Age changes in axon number along the cervical ventral spinal nerve roots in rats

Abstract Axon counts were made at two standardised levels of C7 ventral spinal nerve roots from 46 female rats representing nine ages between birth and 500 days. The objective was to provide a definitive account of proximodistal changes in axon numbers and of age changes in axon numbers both during postnatal development and at several stages during maturity. At each age there is a proximodistal increase in the numbers of axons in all categories examined (myelinated, promyelin, transitional, and fetal) between levels midway along the subarachnoid course of the root and where it is apposed to but separate from the dorsal root ganglion. During maturation and throughout maturity axon totals change similarly at both levels: After a slight increase immediately postnatum, they decline sharply between 4 and 20 days due to a marked loss of unmyelinated axons. A gradual decline in myelinated axon numbers continues to 500 days.
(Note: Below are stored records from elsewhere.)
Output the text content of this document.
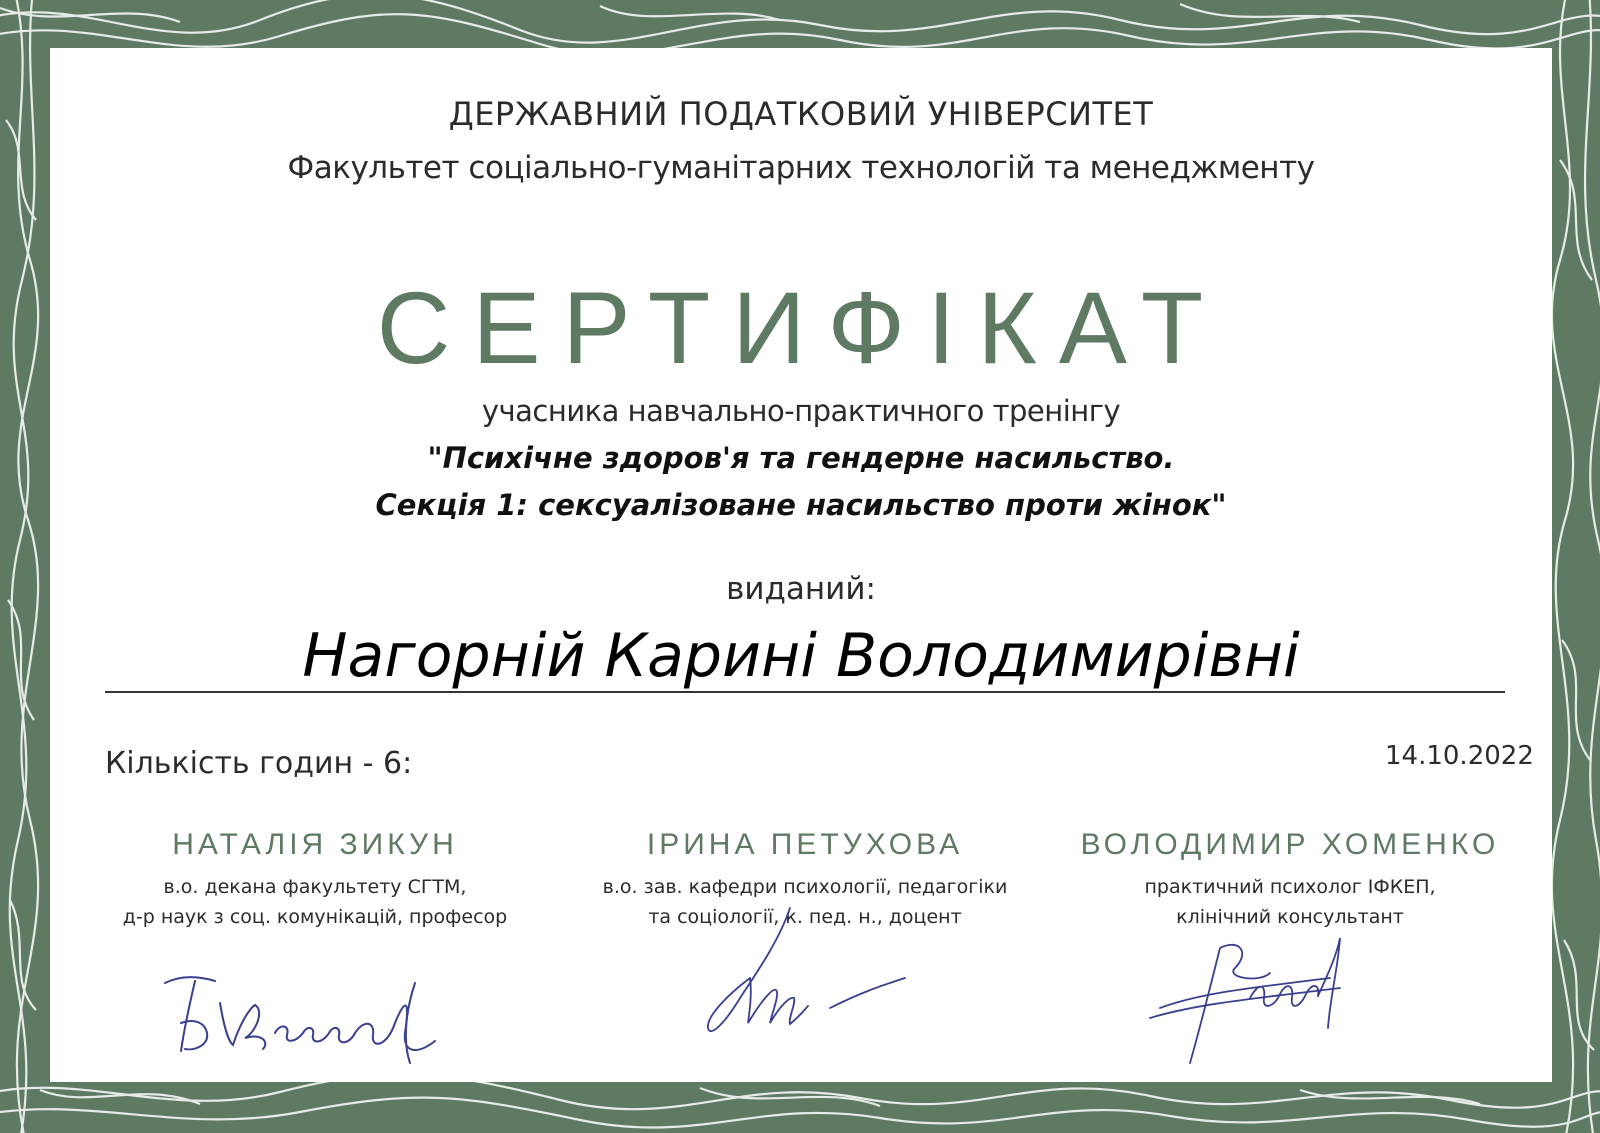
ДЕРЖАВНИЙ ПОДАТКОВИЙ УНІВЕРСИТЕТ
Факультет соціально-гуманітарних технологій та менеджменту
СЕРТИФІКАТ
учасника навчально-практичного тренінгу
"Психічне здоров'я та гендерне насильство.
Секція 1: сексуалізоване насильство проти жінок"
виданий:
Нагорній Карині Володимирівні
Кількість годин - 6:	14.10.2022
НАТАЛІЯ ЗИКУН
в.о. декана факультету СГТМ,
д-р наук з соц. комунікацій, професор
ІРИНА ПЕТУХОВА
в.о. зав. кафедри психології, педагогіки
та соціології, к. пед. н., доцент
ВОЛОДИМИР ХОМЕНКО
практичний психолог ІФКЕП,
клінічний консультант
While these changes are occurring, axon numbers in all categories show a proximodistal increase throughout. The magnitude of this increase lessens with age for all but the transitional category due to a preferential decrease in numbers distally. Though these observations do not differentiate between axon branching and looping of sensory axons into the ventral root as a cause of the proximodistal increase in numbers, they tend to support the former. At each age during maturation axon proportions at proximal and distal levels correspond well for each animal, indicating that axon segregation proceeds at related rates within each root. Age changes in axon proportions within the transitional and fetal categories indicate that the postnatal stage of axon segregation results from axon loss, rather than Schwann cell proliferation.